Over the course of the wedding banquet, we get to know most of the film’s major characters, most notably Vito’s children. We don’t learn much more about Connie, whose main job is to get married and produce mail heirs. But there’s Sonny, the hothead, and Michael, the favourite, just back from the Second World War. Vito insists that all family photographs are delayed until Michael arrives.
There’s Tom Hagen, who as you can guess from his name is not a blood relative, but was adopted into the family. He now works as the family’s lawyer, and is given more respect than Zeppo, er, Fredo, the runt of the litter. Fredo is regularly passed over in favour his adopted and younger brothers. It is a sign of Fredo’s status that while James Caan, Al Pacino and Robert Duvall all got Best Supporting Actor Oscar nominations for the roles of Sonny, Michael and Tom, John Cazale as Fredo did not.
We don’t need to go too deeply into the plot, do we? It’s the Godfather after all, given a cinema re-release for its 50th anniversary. It contains some of the most memorable lines in film history: “I’ll make him an offer he can’t refuse”, “Luca Brasi sleeps with the fishes”, and one of the most memorable scenes (the one with the horse’s head).
There are also scenes which have been stolen wholesale for other cultural products. Marlon Brando’s role as Don Corleone has been much parodied, not least by himself in The Freshman and Peter Sellers in one of the later Pink Panther films. And just looking at the scene in which Michael makes his first hit just makes you (well me) immediately think of the final scene in The Sopranos.
Yet for all that, I remembered very few of the actual scenes. Ok, I haven’t seen it in decades, since I misspent my teen-age in Bradford’s Playhouse cinema going to see anything that was (a) old and (b) supposed to be any good. I’m not sure I’ve seen the film since then, but it is so iconic that I’d expect to have remembered more of it than I actually did. This may be more about the state of my ageing memory than anything else, but it was a joy to see it almost as if it were for the first time.
So what’s it all about? Well, the two main themes are Business and Family. The film came out of the counter culture when the Vietnam war was starting to go very badly (or very well, depending your point of view) and the post-war Conservative norms of US-American society were falling apart. So, it has few qualms in saying that the mafia and big business are basically two sides of the same coin. The main figures regularly use business jargon when describing their operations.

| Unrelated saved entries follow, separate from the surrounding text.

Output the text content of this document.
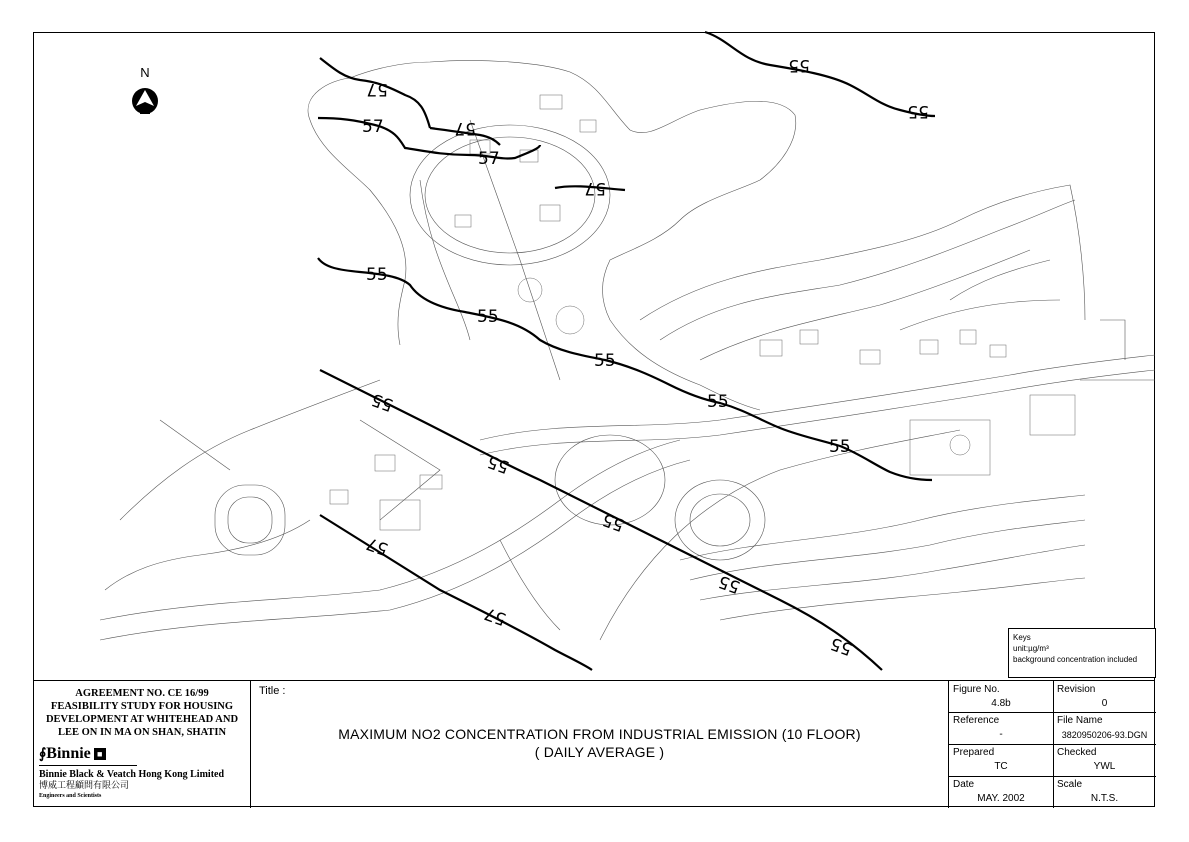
55
55
57
57	57
57
57
55
55
55
55
55
55
55
55
55
55
57
57
N
Keys
unit:µg/m³
background concentration included
AGREEMENT NO. CE 16/99
FEASIBILITY STUDY FOR HOUSING
DEVELOPMENT AT WHITEHEAD AND
LEE ON IN MA ON SHAN, SHATIN
∮Binnie ■
Binnie Black & Veatch Hong Kong Limited
博威工程顧問有限公司
Engineers and Scientists
Title :
MAXIMUM NO2 CONCENTRATION FROM INDUSTRIAL EMISSION (10 FLOOR)
( DAILY AVERAGE )
Figure No.
4.8b
Revision
0
Reference
-
File Name
3820950206-93.DGN
Prepared
TC
Checked
YWL
Date
MAY. 2002
Scale
N.T.S.
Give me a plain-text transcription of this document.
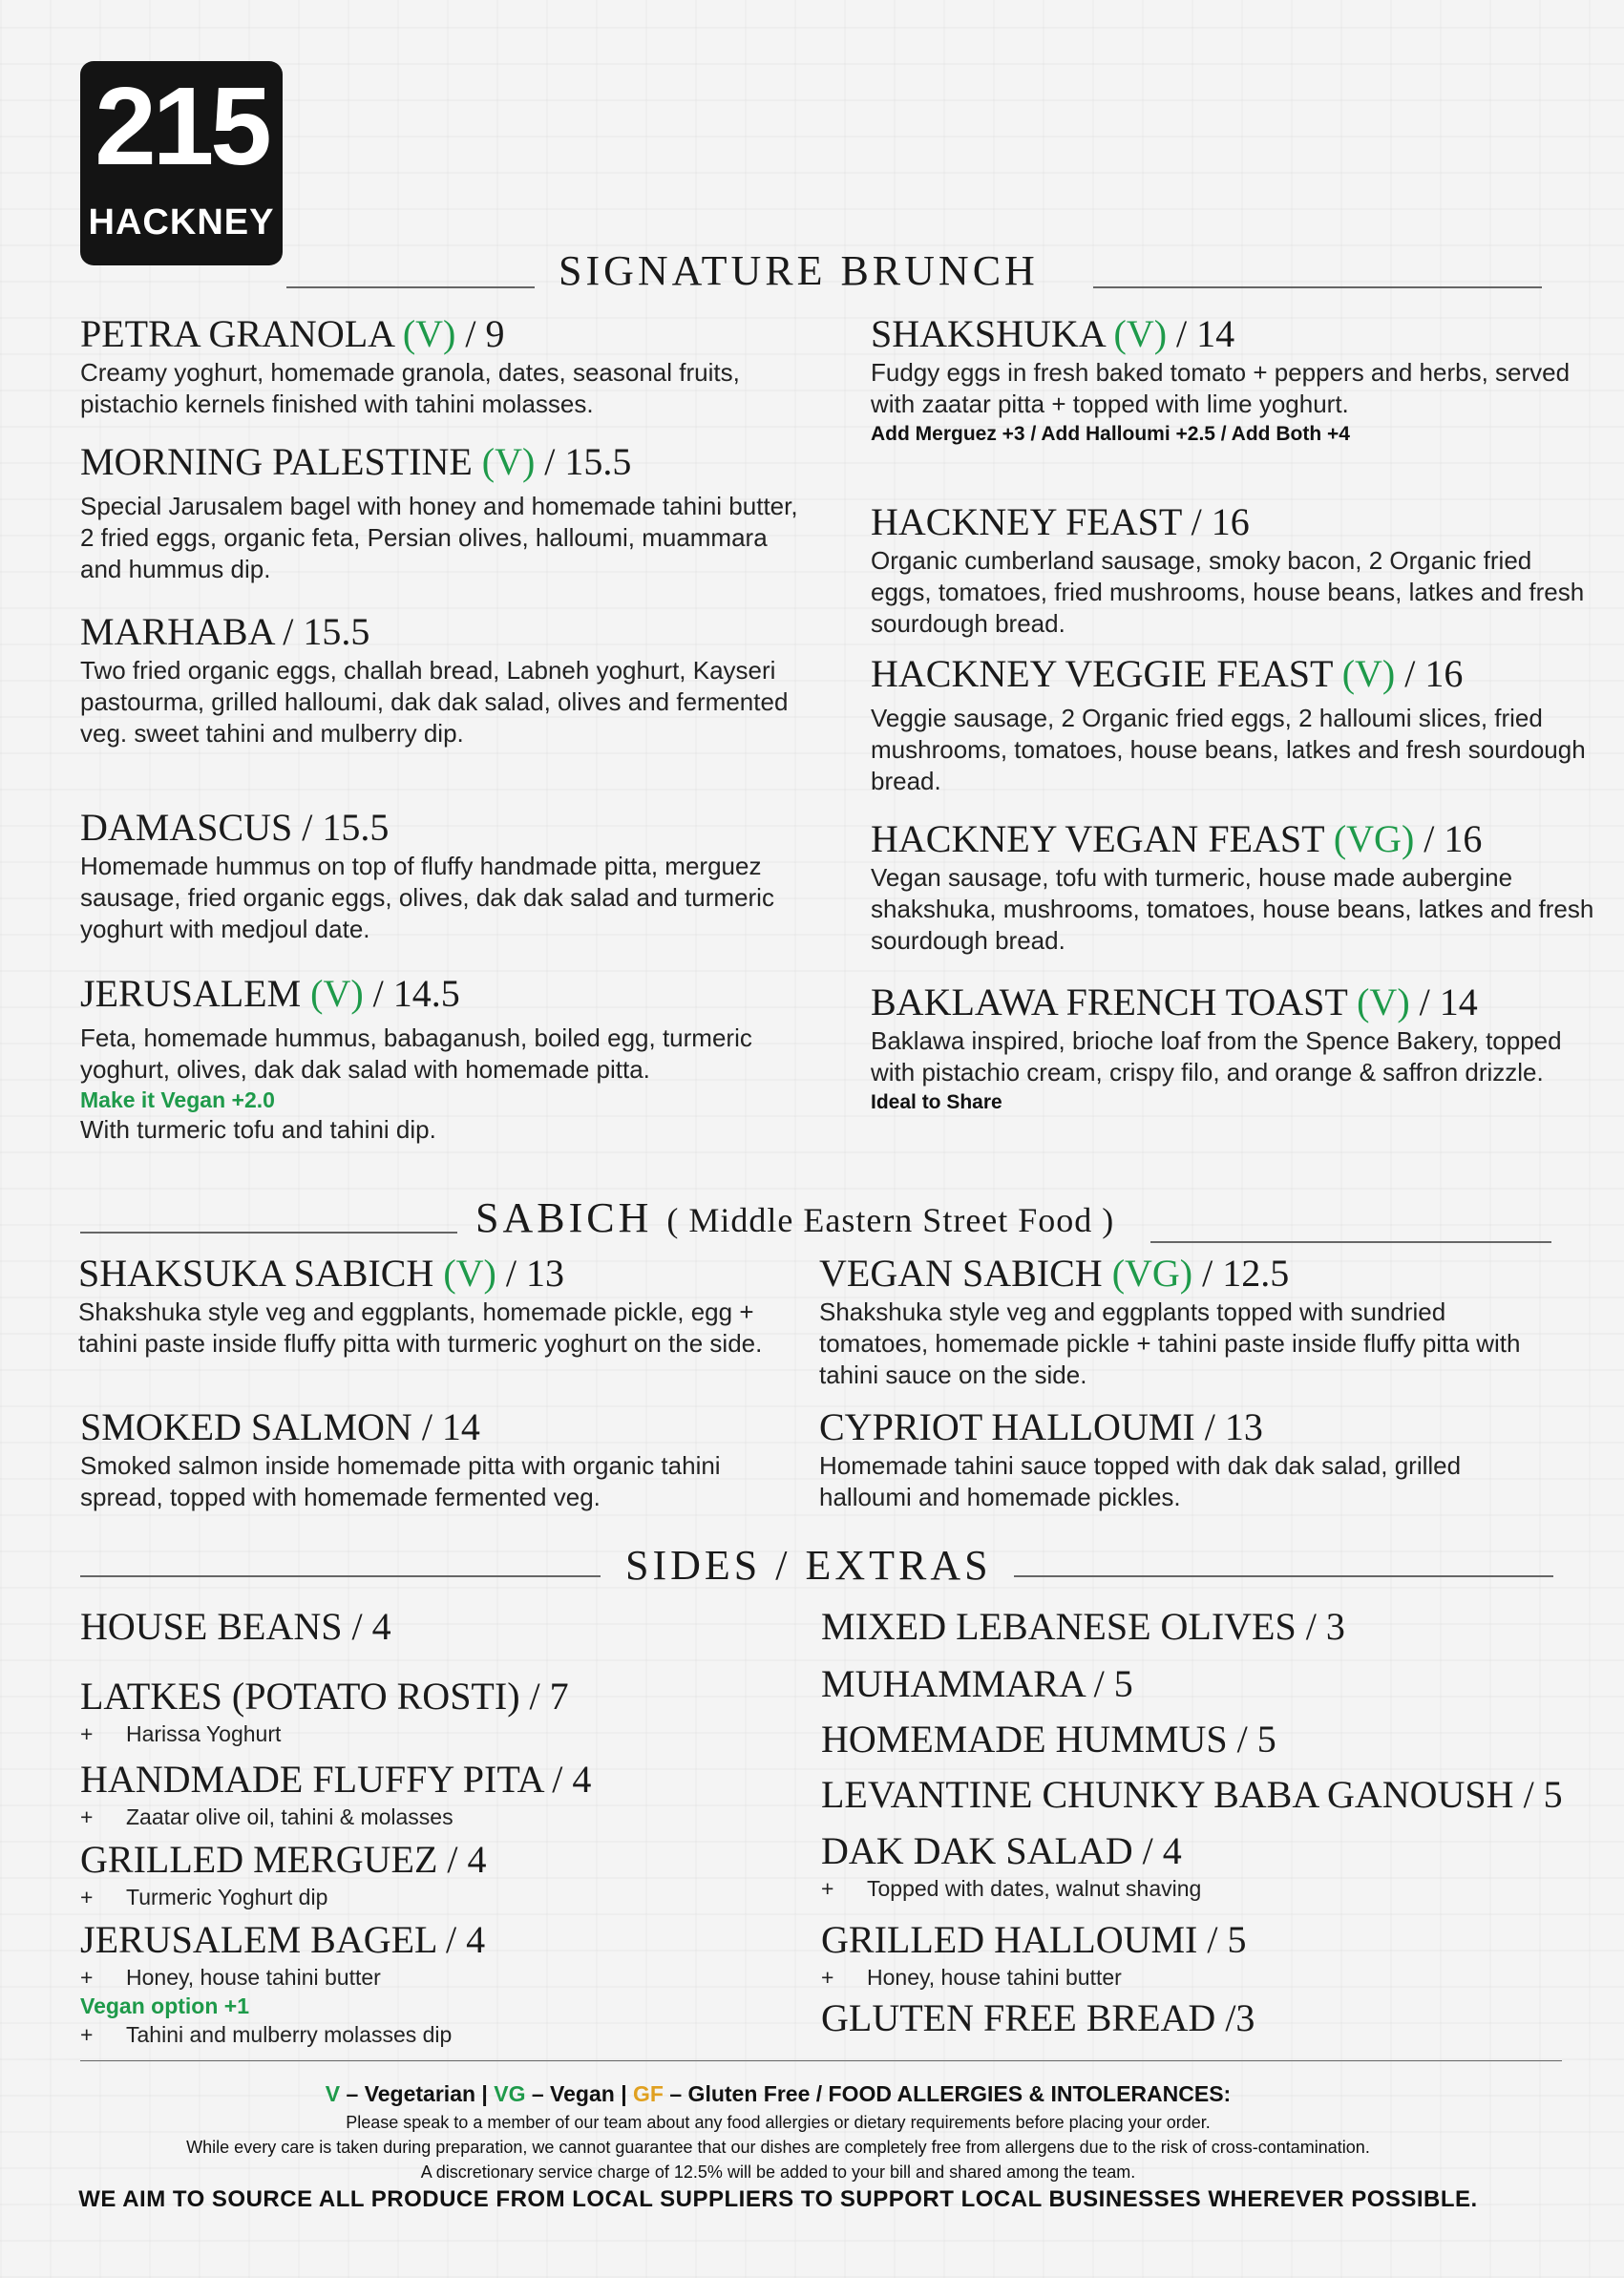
215
HACKNEY
SIGNATURE BRUNCH
PETRA GRANOLA (V) / 9
Creamy yoghurt, homemade granola, dates, seasonal fruits, pistachio kernels finished with tahini molasses.
MORNING PALESTINE (V) / 15.5
Special Jarusalem bagel with honey and homemade tahini butter, 2 fried eggs, organic feta, Persian olives, halloumi, muammara and hummus dip.
MARHABA / 15.5
Two fried organic eggs, challah bread, Labneh yoghurt, Kayseri pastourma, grilled halloumi, dak dak salad, olives and fermented veg. sweet tahini and mulberry dip.
DAMASCUS / 15.5
Homemade hummus on top of fluffy handmade pitta, merguez sausage, fried organic eggs, olives, dak dak salad and turmeric yoghurt with medjoul date.
JERUSALEM (V) / 14.5
Feta, homemade hummus, babaganush, boiled egg, turmeric yoghurt, olives, dak dak salad with homemade pitta.
Make it Vegan +2.0
With turmeric tofu and tahini dip.
SHAKSHUKA (V) / 14
Fudgy eggs in fresh baked tomato + peppers and herbs, served with zaatar pitta + topped with lime yoghurt.
Add Merguez +3 / Add Halloumi +2.5 / Add Both +4
HACKNEY FEAST / 16
Organic cumberland sausage, smoky bacon, 2 Organic fried eggs, tomatoes, fried mushrooms, house beans, latkes and fresh sourdough bread.
HACKNEY VEGGIE FEAST (V) / 16
Veggie sausage, 2 Organic fried eggs, 2 halloumi slices, fried mushrooms, tomatoes, house beans, latkes and fresh sourdough bread.
HACKNEY VEGAN FEAST (VG) / 16
Vegan sausage, tofu with turmeric, house made aubergine shakshuka, mushrooms, tomatoes, house beans, latkes and fresh sourdough bread.
BAKLAWA FRENCH TOAST (V) / 14
Baklawa inspired, brioche loaf from the Spence Bakery, topped with pistachio cream, crispy filo, and orange & saffron drizzle.
Ideal to Share
SABICH ( Middle Eastern Street Food )
SHAKSUKA SABICH (V) / 13
Shakshuka style veg and eggplants, homemade pickle, egg + tahini paste inside fluffy pitta with turmeric yoghurt on the side.
SMOKED SALMON / 14
Smoked salmon inside homemade pitta with organic tahini spread, topped with homemade fermented veg.
VEGAN SABICH (VG) / 12.5
Shakshuka style veg and eggplants topped with sundried tomatoes, homemade pickle + tahini paste inside fluffy pitta with tahini sauce on the side.
CYPRIOT HALLOUMI / 13
Homemade tahini sauce topped with dak dak salad, grilled halloumi and homemade pickles.
SIDES / EXTRAS
HOUSE BEANS / 4
LATKES (POTATO ROSTI) / 7
+ Harissa Yoghurt
HANDMADE FLUFFY PITA / 4
+ Zaatar olive oil, tahini & molasses
GRILLED MERGUEZ / 4
+ Turmeric Yoghurt dip
JERUSALEM BAGEL / 4
+ Honey, house tahini butter
Vegan option +1
+ Tahini and mulberry molasses dip
MIXED LEBANESE OLIVES / 3
MUHAMMARA / 5
HOMEMADE HUMMUS / 5
LEVANTINE CHUNKY BABA GANOUSH / 5
DAK DAK SALAD / 4
+ Topped with dates, walnut shaving
GRILLED HALLOUMI / 5
+ Honey, house tahini butter
GLUTEN FREE BREAD /3
V – Vegetarian | VG – Vegan | GF – Gluten Free / FOOD ALLERGIES & INTOLERANCES:
Please speak to a member of our team about any food allergies or dietary requirements before placing your order.
While every care is taken during preparation, we cannot guarantee that our dishes are completely free from allergens due to the risk of cross-contamination.
A discretionary service charge of 12.5% will be added to your bill and shared among the team.
WE AIM TO SOURCE ALL PRODUCE FROM LOCAL SUPPLIERS TO SUPPORT LOCAL BUSINESSES WHEREVER POSSIBLE.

And, like business – indeed like war – there is a crushing inevitability of how things fall apart not because anyone plans it, but because of a system which is unable to resolve its contradictions. The Corleones – and other mob leaders – are constantly trying to arrange ceasefires, because they know that no-one will benefit from protracted tit for tat vendettas. But the ceasefires are regularly broken, because there is always a small term gain for whoever fires the first shot.
Likewise, the mob is openly and unapologetically in bed with big business. They buy senators and the press. When a ceasefire is inevitably broken, we see the front page reports by sympathetic journalists who know that they will personally benefit from staying on the right side of the mob. The mafia is corrupt but it’s as American as apple pie (it’s interesting that in the very first scene, the undertaker appeals to Don Corleone “as an American”, although both were born in Sicily).
Nowhere is the institutional corruptibility clearer than in the figure of Michael. He attends his sister’s wedding with his WASP girlfriend, to whom he is apologetic about his family, saying that he’s not like them. But as he gets increasingly drawn into family responsibilities, he becomes indistinguishable from any other mafia type. Family is crucially important to most characters in The Godfather, but it is also something which helps destroy them.
At 3 hours, The Godfather does feel a bit long in parts, and you do notice how the pacing of major films has changed in the past 50 years. It also won’t score well on the Bechdel Test and the involvement of female parts is perfunctory. But it is also beautifully constructed and a masterclass on how to turn a trashy novel into a fantastic film.